Architecture Technique Energie solaire

Des technologies hybrides pour rebondir

Mots clés : Energie renouvelable

Face à des marchés du solaire thermique et photovoltaïque en retrait, les chercheurs s’adaptent. Lors de la conférence Derbi-JNES en juillet, ils ont présenté de nouveaux concepts.

Comment relancer l’intérêt pour le solaire thermique et photovoltaïque ? La question était au centre des débats tenus les 1er et 2 juillet lors de la conférence du pôle de compétitivité Derbi et des Journées nationales et l’énergie solaire (JNES).

Le solaire hybride figure en bonne place. Associer les solutions photovoltaïques et thermiques présente un avantage connu : dissiper la chaleur des capteurs pour améliorer leur rendement et exploiter l’énergie fatale jusqu’alors perdue – la baisse de rendement est de 1 % par °C au-delà de 25 °C. Cette solution convient particulièrement aux bâtiments industriels, commerciaux ou logistiques. Jean-Paul Bousquet, cofondateur de l’entreprise lyonnaise EPC Solaire, développe Inova PV-T, un système de récupération d’air chaud à partir de larges caniveaux aérauliques en sous-face de panneaux photovoltaïques posés en toitures-terrasses. En hiver, l’air est repris par un échangeur et les calories préchauffent les halls. En été, cette énergie traverse un échangeur air/eau pour préchauffer de l’eau chaude. Le gain de production photovoltaïque offert par la dissipation peut couvrir le besoin d’énergie nécessaire aux auxiliaires. Avec le Centre d’énergétique et de thermique de Lyon (Cethil), EPC Solaire met au point un outil de gestion, l’Inova Sun Soft, qui permet au bâtiment de « dicter » le fonctionnement selon ses besoins (ventilation, séchage, production d’eau chaude…).
Le solaire thermique séduit les collectivités du Nord de l’Europe pour alimenter les réseaux de chaleur. En France, après une première installation avec des capteurs sous vide sur l’écoquartier de Balma, en banlieue toulousaine, une seconde avec 300 m² de capteurs plans a été mise en service fin 2014 à Juvignac (Hérault). Les besoins annuels en chauffage et en eau chaude sanitaire des 1 300 logements seront couverts à 50 % par l’énergie solaire. Développé par Clipsol, filiale d’Engie, cet équipement utilise des échangeurs aluminium à microcanaux, un double vitrage avec traitement antireflets sur quatre faces… Les éléments de 12 m² sur châssis allégés permettent l’installation de 400 m² par jour par quatre compagnons.
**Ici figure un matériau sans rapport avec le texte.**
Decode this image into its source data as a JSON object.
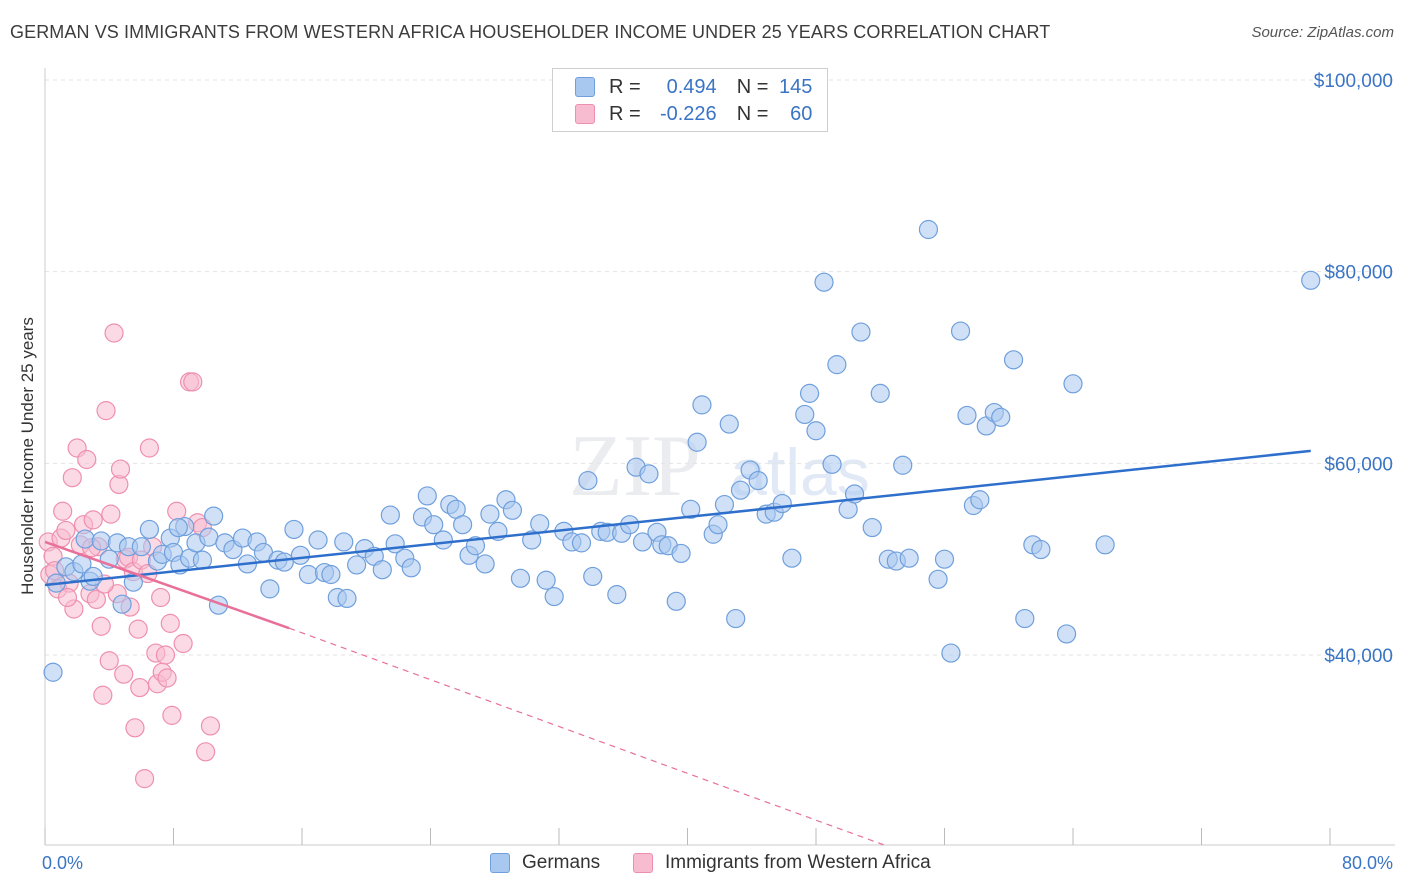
{
  "header": {
    "title": "GERMAN VS IMMIGRANTS FROM WESTERN AFRICA HOUSEHOLDER INCOME UNDER 25 YEARS CORRELATION CHART",
    "source": "Source: ZipAtlas.com"
  },
  "legend_top": {
    "rows": [
      {
        "r_label": "R =",
        "r_value": "0.494",
        "n_label": "N =",
        "n_value": "145"
      },
      {
        "r_label": "R =",
        "r_value": "-0.226",
        "n_label": "N =",
        "n_value": "60"
      }
    ]
  },
  "legend_bottom": {
    "germans": "Germans",
    "immigrants": "Immigrants from Western Africa"
  },
  "watermark": {
    "zip": "ZIP",
    "atlas": "atlas"
  },
  "colors": {
    "blue_fill": "#a9c8f0",
    "blue_stroke": "#6f9fdc",
    "blue_line": "#2f6fcc",
    "pink_fill": "#f7bcd0",
    "pink_stroke": "#ee8fae",
    "pink_line": "#e8709a",
    "tick_text": "#3a74c4"
  },
  "chart_data": {
    "type": "scatter",
    "title": "GERMAN VS IMMIGRANTS FROM WESTERN AFRICA HOUSEHOLDER INCOME UNDER 25 YEARS CORRELATION CHART",
    "xlabel": "",
    "ylabel": "Householder Income Under 25 years",
    "xlim": [
      0,
      80
    ],
    "ylim": [
      20000,
      104000
    ],
    "x_tick_labels": [
      {
        "value": 0,
        "label": "0.0%"
      },
      {
        "value": 80,
        "label": "80.0%"
      }
    ],
    "y_ticks": [
      {
        "value": 40000,
        "label": "$40,000"
      },
      {
        "value": 60000,
        "label": "$60,000"
      },
      {
        "value": 80000,
        "label": "$80,000"
      },
      {
        "value": 100000,
        "label": "$100,000"
      }
    ],
    "grid": true,
    "series": [
      {
        "name": "Germans",
        "color": "#a9c8f0",
        "trend": {
          "x0": 0,
          "y0": 47300,
          "x1": 78.8,
          "y1": 61300,
          "style": "solid"
        },
        "points": [
          [
            0.5,
            38200
          ],
          [
            0.7,
            47500
          ],
          [
            1.3,
            49200
          ],
          [
            1.8,
            48700
          ],
          [
            2.3,
            49500
          ],
          [
            2.5,
            52100
          ],
          [
            2.8,
            47700
          ],
          [
            3.0,
            48200
          ],
          [
            3.5,
            51900
          ],
          [
            4.0,
            50000
          ],
          [
            4.5,
            51700
          ],
          [
            4.8,
            45300
          ],
          [
            5.2,
            51300
          ],
          [
            5.5,
            47600
          ],
          [
            6.0,
            51300
          ],
          [
            6.5,
            53100
          ],
          [
            7.0,
            49800
          ],
          [
            7.3,
            50500
          ],
          [
            7.8,
            52200
          ],
          [
            8.0,
            50700
          ],
          [
            8.4,
            49400
          ],
          [
            8.7,
            53400
          ],
          [
            9.0,
            50100
          ],
          [
            9.4,
            51700
          ],
          [
            9.8,
            49900
          ],
          [
            10.2,
            52300
          ],
          [
            10.5,
            54500
          ],
          [
            10.8,
            45200
          ],
          [
            11.2,
            51700
          ],
          [
            11.7,
            51000
          ],
          [
            12.3,
            52200
          ],
          [
            12.6,
            49500
          ],
          [
            13.2,
            51800
          ],
          [
            13.6,
            50700
          ],
          [
            14.0,
            46900
          ],
          [
            14.5,
            49900
          ],
          [
            14.9,
            49700
          ],
          [
            15.5,
            53100
          ],
          [
            15.9,
            50400
          ],
          [
            16.4,
            48400
          ],
          [
            17.0,
            52000
          ],
          [
            17.4,
            48600
          ],
          [
            17.8,
            48400
          ],
          [
            18.2,
            46000
          ],
          [
            18.6,
            51800
          ],
          [
            18.8,
            45900
          ],
          [
            19.4,
            49400
          ],
          [
            19.9,
            51100
          ],
          [
            20.5,
            50300
          ],
          [
            21.0,
            48900
          ],
          [
            21.5,
            54600
          ],
          [
            21.8,
            51600
          ],
          [
            22.4,
            50100
          ],
          [
            22.8,
            49100
          ],
          [
            23.5,
            54400
          ],
          [
            23.8,
            56600
          ],
          [
            24.2,
            53600
          ],
          [
            24.8,
            52000
          ],
          [
            25.2,
            55700
          ],
          [
            25.6,
            55200
          ],
          [
            26.0,
            53600
          ],
          [
            26.4,
            50400
          ],
          [
            26.8,
            51400
          ],
          [
            27.4,
            49500
          ],
          [
            27.7,
            54700
          ],
          [
            28.2,
            52900
          ],
          [
            28.7,
            56200
          ],
          [
            29.1,
            55100
          ],
          [
            29.6,
            48000
          ],
          [
            30.3,
            52000
          ],
          [
            30.8,
            53700
          ],
          [
            31.2,
            47800
          ],
          [
            31.7,
            46100
          ],
          [
            32.3,
            52900
          ],
          [
            32.8,
            51800
          ],
          [
            33.4,
            51700
          ],
          [
            33.8,
            58200
          ],
          [
            34.1,
            48200
          ],
          [
            34.6,
            52900
          ],
          [
            35.0,
            52800
          ],
          [
            35.6,
            46300
          ],
          [
            35.9,
            52700
          ],
          [
            36.4,
            53600
          ],
          [
            36.8,
            59600
          ],
          [
            37.2,
            51800
          ],
          [
            37.6,
            58900
          ],
          [
            38.1,
            52800
          ],
          [
            38.4,
            51500
          ],
          [
            38.8,
            51400
          ],
          [
            39.3,
            45600
          ],
          [
            39.6,
            50600
          ],
          [
            40.2,
            55200
          ],
          [
            40.6,
            62200
          ],
          [
            40.9,
            66100
          ],
          [
            41.6,
            52600
          ],
          [
            41.9,
            53600
          ],
          [
            42.3,
            55700
          ],
          [
            42.6,
            64100
          ],
          [
            43.0,
            43800
          ],
          [
            43.3,
            57200
          ],
          [
            43.9,
            59300
          ],
          [
            44.4,
            58200
          ],
          [
            44.9,
            54700
          ],
          [
            45.4,
            54900
          ],
          [
            45.9,
            55800
          ],
          [
            46.5,
            50100
          ],
          [
            47.3,
            65100
          ],
          [
            47.6,
            67300
          ],
          [
            48.0,
            63400
          ],
          [
            48.5,
            78900
          ],
          [
            49.0,
            59900
          ],
          [
            49.3,
            70300
          ],
          [
            50.0,
            55200
          ],
          [
            50.4,
            56800
          ],
          [
            50.8,
            73700
          ],
          [
            51.5,
            53300
          ],
          [
            52.0,
            67300
          ],
          [
            52.5,
            50000
          ],
          [
            53.0,
            49800
          ],
          [
            53.4,
            59800
          ],
          [
            53.8,
            50100
          ],
          [
            55.0,
            84400
          ],
          [
            55.6,
            47900
          ],
          [
            56.0,
            50000
          ],
          [
            56.4,
            40200
          ],
          [
            57.0,
            73800
          ],
          [
            57.4,
            65000
          ],
          [
            57.8,
            55600
          ],
          [
            58.2,
            56200
          ],
          [
            58.6,
            63900
          ],
          [
            59.1,
            65300
          ],
          [
            59.5,
            64800
          ],
          [
            60.3,
            70800
          ],
          [
            61.0,
            43800
          ],
          [
            61.5,
            51500
          ],
          [
            62.0,
            51000
          ],
          [
            63.6,
            42200
          ],
          [
            64.0,
            68300
          ],
          [
            66.0,
            51500
          ],
          [
            78.8,
            79100
          ],
          [
            8.3,
            53300
          ]
        ]
      },
      {
        "name": "Immigrants from Western Africa",
        "color": "#f7bcd0",
        "trend": {
          "x0": 0,
          "y0": 51800,
          "x1": 15.2,
          "y1": 42800,
          "style": "solid",
          "extend_to": {
            "x": 52.2,
            "y": 20200
          },
          "extend_style": "dashed"
        },
        "points": [
          [
            0.2,
            51800
          ],
          [
            0.3,
            48400
          ],
          [
            0.5,
            50300
          ],
          [
            0.6,
            48800
          ],
          [
            0.8,
            46900
          ],
          [
            1.0,
            52200
          ],
          [
            1.1,
            55000
          ],
          [
            1.3,
            53000
          ],
          [
            1.5,
            47500
          ],
          [
            1.7,
            58500
          ],
          [
            1.8,
            44800
          ],
          [
            2.0,
            61600
          ],
          [
            2.2,
            51500
          ],
          [
            2.4,
            53600
          ],
          [
            2.6,
            60400
          ],
          [
            2.8,
            46400
          ],
          [
            3.0,
            54100
          ],
          [
            3.2,
            45800
          ],
          [
            3.3,
            51300
          ],
          [
            3.5,
            43000
          ],
          [
            3.6,
            35800
          ],
          [
            3.8,
            65500
          ],
          [
            4.0,
            39400
          ],
          [
            4.1,
            54700
          ],
          [
            4.3,
            73600
          ],
          [
            4.5,
            46400
          ],
          [
            4.6,
            57800
          ],
          [
            4.7,
            59400
          ],
          [
            4.9,
            38000
          ],
          [
            5.0,
            50000
          ],
          [
            5.2,
            50200
          ],
          [
            5.3,
            45000
          ],
          [
            5.5,
            48700
          ],
          [
            5.6,
            32400
          ],
          [
            5.8,
            42700
          ],
          [
            5.9,
            36600
          ],
          [
            6.0,
            49900
          ],
          [
            6.2,
            27100
          ],
          [
            6.4,
            48500
          ],
          [
            6.5,
            61600
          ],
          [
            6.7,
            51300
          ],
          [
            6.9,
            40200
          ],
          [
            7.0,
            37000
          ],
          [
            7.2,
            46000
          ],
          [
            7.3,
            38200
          ],
          [
            7.5,
            40000
          ],
          [
            7.6,
            37600
          ],
          [
            7.8,
            43300
          ],
          [
            7.9,
            33700
          ],
          [
            8.2,
            55000
          ],
          [
            8.6,
            41200
          ],
          [
            9.0,
            68500
          ],
          [
            9.2,
            68500
          ],
          [
            9.5,
            53800
          ],
          [
            9.8,
            53300
          ],
          [
            10.0,
            29900
          ],
          [
            10.3,
            32600
          ],
          [
            1.4,
            46000
          ],
          [
            2.9,
            51200
          ],
          [
            3.7,
            47400
          ]
        ]
      }
    ]
  }
}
Objectif couverture à 80 % et pérennité des systèmes.

Enfin, les industriels travaillent sur deux axes forts. Le premier est la performance des installations. Pour les usagers et maîtres d’ouvrage, un taux de couverture des besoins thermiques par le solaire de 40 à 60 % est insuffisant. D’où le développement des installations collectives dites autovidangeables permettant d’atteindre un taux de 80 % sans dégrader l’installation. La seconde demande tient à la pérennité des systèmes, notamment celle du fluide glycolé. Le bureau de R & D solaire de Viessmann, basé à Faulquemont (Moselle), a travaillé depuis 2008 avec l’Université de Lorraine pour développer un revêtement absorbeur du proche infrarouge dit thermochromique. Il limite la température interne du capteur à 150 °C et évite la vaporisation du fluide. Ce qui a aussi pour effet d’améliorer le taux de couverture solaire (il serait proche de 60 %). Ce matériau recouvre le capteur Sol Pro Select de l’industriel allemand, présenté en mars dernier au salon ISH, à Francfort. Il sera lancé en France cet automne.